We demonstrate a novel multistage amplification scheme for self-amplified spontaneous-emission free electron lasers for the production of few femtosecond pulses with very high power in the soft x-ray regime. The scheme uses the fresh-slice technique to produce an x-ray pulse on the bunch tail, subsequently amplified in downstream undulator sections by fresh electrons. With three-stages amplification, x-ray pulses with an energy of hundreds of microjoules are produced in few femtoseconds. For single-spike spectra x-ray pulses the pulse power is increased more than an order of magnitude compared to other techniques in the same wavelength range.

Generation of High-Power High-Intensity Short X-Ray Free-Electron-Laser Pulses.

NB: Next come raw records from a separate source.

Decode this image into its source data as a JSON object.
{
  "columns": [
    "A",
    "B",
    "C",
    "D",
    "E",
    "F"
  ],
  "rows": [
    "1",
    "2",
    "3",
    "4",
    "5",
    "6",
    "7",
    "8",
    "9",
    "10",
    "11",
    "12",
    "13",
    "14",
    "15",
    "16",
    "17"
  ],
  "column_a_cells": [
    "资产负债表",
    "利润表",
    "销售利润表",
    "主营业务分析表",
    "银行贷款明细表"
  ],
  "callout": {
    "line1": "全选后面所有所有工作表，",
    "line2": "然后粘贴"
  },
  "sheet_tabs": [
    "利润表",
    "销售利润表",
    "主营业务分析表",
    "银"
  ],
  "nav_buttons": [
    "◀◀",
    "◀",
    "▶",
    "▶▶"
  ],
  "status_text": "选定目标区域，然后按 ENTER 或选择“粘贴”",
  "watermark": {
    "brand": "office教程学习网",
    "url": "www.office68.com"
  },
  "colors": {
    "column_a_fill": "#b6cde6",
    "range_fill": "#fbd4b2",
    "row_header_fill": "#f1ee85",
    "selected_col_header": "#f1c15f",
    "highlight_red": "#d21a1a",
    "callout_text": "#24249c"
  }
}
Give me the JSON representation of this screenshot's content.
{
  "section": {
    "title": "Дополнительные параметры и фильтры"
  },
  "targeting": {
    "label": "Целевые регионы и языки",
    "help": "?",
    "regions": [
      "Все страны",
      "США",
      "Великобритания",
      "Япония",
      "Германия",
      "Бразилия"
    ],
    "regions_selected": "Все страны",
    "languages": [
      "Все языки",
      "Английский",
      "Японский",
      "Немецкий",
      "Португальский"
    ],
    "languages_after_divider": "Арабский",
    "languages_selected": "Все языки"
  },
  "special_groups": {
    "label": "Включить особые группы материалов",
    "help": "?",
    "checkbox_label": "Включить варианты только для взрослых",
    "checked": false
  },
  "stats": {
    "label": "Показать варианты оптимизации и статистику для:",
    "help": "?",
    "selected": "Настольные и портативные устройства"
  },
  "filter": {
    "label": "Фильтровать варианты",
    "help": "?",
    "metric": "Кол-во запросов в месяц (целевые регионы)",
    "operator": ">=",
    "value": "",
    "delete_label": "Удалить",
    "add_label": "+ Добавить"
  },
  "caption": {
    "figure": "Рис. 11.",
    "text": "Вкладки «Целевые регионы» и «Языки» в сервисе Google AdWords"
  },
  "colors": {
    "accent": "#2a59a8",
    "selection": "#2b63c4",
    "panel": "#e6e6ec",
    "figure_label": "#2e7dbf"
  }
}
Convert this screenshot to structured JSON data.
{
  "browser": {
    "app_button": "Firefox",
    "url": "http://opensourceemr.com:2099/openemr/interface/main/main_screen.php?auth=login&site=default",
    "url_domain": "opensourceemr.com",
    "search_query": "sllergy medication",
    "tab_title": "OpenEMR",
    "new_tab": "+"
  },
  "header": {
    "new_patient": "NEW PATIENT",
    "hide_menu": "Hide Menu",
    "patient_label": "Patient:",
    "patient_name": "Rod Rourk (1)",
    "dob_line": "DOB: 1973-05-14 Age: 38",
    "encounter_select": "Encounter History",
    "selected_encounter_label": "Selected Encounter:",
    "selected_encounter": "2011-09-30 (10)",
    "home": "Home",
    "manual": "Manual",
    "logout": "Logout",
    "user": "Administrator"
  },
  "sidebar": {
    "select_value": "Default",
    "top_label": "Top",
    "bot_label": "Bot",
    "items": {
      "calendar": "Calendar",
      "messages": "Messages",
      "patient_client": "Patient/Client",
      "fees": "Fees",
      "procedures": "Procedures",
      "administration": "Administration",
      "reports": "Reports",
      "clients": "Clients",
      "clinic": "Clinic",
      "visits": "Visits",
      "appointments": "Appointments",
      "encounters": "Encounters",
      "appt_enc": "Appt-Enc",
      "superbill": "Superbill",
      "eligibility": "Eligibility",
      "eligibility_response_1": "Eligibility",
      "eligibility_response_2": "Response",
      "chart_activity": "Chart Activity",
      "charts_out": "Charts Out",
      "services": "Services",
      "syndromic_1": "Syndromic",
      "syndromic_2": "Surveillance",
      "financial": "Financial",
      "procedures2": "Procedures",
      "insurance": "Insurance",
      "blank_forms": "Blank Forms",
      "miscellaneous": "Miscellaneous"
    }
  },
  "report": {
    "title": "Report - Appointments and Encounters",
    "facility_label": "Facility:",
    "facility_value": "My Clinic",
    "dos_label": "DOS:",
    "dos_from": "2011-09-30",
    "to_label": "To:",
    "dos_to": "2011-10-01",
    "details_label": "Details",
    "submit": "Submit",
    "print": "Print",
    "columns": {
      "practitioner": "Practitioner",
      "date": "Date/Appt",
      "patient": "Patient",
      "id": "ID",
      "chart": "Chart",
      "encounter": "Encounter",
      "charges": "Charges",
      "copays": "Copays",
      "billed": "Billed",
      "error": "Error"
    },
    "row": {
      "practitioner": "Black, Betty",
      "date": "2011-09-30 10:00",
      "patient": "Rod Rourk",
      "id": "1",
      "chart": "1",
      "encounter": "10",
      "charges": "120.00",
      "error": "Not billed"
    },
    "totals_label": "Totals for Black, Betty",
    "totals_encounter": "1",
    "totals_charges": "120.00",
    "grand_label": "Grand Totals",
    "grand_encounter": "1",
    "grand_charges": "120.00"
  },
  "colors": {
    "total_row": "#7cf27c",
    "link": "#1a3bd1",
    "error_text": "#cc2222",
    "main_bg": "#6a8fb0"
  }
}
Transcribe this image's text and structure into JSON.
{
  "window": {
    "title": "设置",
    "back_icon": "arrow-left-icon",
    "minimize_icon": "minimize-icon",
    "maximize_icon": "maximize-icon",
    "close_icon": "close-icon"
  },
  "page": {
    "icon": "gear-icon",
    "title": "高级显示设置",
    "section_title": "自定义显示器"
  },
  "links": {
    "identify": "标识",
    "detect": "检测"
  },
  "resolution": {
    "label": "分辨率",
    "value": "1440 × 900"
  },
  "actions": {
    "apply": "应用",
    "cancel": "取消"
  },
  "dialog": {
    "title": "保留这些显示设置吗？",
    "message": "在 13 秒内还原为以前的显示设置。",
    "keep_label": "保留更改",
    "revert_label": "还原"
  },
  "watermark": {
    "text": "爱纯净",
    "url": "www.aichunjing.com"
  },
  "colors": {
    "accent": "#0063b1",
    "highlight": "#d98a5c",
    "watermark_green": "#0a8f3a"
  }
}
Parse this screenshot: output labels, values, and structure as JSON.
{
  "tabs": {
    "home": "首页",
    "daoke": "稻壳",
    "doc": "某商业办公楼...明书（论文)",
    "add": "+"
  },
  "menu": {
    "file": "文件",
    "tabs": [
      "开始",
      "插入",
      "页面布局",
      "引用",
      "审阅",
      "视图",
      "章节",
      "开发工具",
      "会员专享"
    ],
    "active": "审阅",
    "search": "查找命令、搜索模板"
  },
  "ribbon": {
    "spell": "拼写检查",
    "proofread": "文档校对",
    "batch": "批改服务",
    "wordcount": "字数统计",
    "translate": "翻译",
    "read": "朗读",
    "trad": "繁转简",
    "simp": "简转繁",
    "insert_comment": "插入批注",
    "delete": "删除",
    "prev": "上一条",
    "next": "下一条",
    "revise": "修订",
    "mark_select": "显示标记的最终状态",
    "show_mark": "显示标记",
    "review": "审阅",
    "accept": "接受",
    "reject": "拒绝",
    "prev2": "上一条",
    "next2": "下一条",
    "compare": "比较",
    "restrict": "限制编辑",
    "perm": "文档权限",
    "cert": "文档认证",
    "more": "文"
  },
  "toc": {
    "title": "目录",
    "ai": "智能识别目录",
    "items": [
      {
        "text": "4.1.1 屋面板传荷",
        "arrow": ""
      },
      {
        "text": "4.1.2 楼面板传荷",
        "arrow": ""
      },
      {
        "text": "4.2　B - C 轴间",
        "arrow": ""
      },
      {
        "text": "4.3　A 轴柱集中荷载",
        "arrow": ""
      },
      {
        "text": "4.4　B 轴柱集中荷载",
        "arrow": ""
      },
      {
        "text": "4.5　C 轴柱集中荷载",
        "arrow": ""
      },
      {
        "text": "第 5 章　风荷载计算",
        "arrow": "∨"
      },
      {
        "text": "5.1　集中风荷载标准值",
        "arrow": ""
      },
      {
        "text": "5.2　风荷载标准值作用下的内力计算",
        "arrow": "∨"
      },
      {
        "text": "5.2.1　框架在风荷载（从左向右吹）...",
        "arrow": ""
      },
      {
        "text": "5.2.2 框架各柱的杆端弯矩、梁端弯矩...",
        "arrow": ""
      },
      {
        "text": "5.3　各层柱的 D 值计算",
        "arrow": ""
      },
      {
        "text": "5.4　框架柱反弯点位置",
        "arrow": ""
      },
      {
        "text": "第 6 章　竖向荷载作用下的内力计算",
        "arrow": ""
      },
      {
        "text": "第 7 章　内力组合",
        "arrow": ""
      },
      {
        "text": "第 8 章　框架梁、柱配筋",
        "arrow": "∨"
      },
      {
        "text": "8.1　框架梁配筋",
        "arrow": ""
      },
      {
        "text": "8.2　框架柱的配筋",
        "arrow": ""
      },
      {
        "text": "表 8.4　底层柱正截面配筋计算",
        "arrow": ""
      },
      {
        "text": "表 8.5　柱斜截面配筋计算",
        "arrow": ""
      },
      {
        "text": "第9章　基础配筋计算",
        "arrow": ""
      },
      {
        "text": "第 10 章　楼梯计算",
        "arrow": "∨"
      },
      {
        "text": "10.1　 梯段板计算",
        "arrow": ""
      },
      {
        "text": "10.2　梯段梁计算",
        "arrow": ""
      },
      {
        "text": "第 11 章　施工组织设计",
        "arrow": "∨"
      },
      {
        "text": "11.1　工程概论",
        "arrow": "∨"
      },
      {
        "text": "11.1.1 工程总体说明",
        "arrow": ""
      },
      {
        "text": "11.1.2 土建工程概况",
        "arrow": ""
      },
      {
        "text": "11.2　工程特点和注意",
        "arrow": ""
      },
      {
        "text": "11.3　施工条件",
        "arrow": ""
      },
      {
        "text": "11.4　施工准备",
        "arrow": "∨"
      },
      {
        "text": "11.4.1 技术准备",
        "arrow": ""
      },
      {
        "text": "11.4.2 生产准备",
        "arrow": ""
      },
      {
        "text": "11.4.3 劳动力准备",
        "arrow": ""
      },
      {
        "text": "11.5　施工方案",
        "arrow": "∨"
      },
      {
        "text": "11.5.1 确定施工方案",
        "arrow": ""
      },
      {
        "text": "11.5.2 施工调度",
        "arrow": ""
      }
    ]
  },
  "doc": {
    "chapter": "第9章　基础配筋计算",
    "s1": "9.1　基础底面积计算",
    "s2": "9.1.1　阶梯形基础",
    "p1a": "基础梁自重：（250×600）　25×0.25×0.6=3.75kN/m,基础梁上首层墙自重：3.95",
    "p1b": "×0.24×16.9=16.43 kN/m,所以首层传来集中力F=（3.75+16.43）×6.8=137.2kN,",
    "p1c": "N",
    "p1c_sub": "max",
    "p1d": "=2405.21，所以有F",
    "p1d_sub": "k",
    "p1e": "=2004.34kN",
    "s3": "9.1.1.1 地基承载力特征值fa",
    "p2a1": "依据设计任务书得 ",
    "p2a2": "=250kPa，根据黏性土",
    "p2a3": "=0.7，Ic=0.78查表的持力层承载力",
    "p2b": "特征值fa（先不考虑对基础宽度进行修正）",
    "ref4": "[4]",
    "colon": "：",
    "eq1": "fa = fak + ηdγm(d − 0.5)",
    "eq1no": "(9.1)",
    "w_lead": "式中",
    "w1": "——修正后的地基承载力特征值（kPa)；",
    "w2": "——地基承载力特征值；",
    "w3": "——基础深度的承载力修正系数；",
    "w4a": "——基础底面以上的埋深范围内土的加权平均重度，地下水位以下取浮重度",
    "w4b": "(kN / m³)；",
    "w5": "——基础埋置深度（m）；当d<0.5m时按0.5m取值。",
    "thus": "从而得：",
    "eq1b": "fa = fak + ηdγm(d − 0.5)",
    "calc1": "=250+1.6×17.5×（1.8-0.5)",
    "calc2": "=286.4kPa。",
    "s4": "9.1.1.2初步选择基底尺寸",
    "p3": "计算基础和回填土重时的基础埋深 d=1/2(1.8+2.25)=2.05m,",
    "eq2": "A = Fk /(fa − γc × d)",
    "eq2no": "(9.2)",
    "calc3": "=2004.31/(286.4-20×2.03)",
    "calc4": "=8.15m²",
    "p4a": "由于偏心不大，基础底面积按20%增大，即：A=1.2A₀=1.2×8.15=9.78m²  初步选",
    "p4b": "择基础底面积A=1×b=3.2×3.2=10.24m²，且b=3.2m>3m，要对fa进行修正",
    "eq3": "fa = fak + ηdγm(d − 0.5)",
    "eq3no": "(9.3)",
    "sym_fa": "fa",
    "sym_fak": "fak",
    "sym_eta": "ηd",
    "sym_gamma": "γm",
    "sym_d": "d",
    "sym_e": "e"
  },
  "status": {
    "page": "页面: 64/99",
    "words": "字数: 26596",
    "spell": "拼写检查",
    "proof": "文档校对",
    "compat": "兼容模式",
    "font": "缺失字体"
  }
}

X-ray free-electron lasers combine a high pulse power, short pulse length, narrow bandwidth, and high degree of transverse coherence. Any increase in the photon pulse power, while shortening the pulse length, will further push the frontier on several key x-ray free-electron laser applications including single-molecule imaging and novel nonlinear x-ray methods. This Letter shows experimental results at the Linac Coherent Light Source raising its maximum power to more than 300% of the current limit while reducing the photon pulse length to 10 fs. This was achieved by minimizing residual transverse-longitudinal centroid beam offsets and beam yaw and by correcting the dispersion when operating over 6 kA peak current with a longitudinally shaped beam.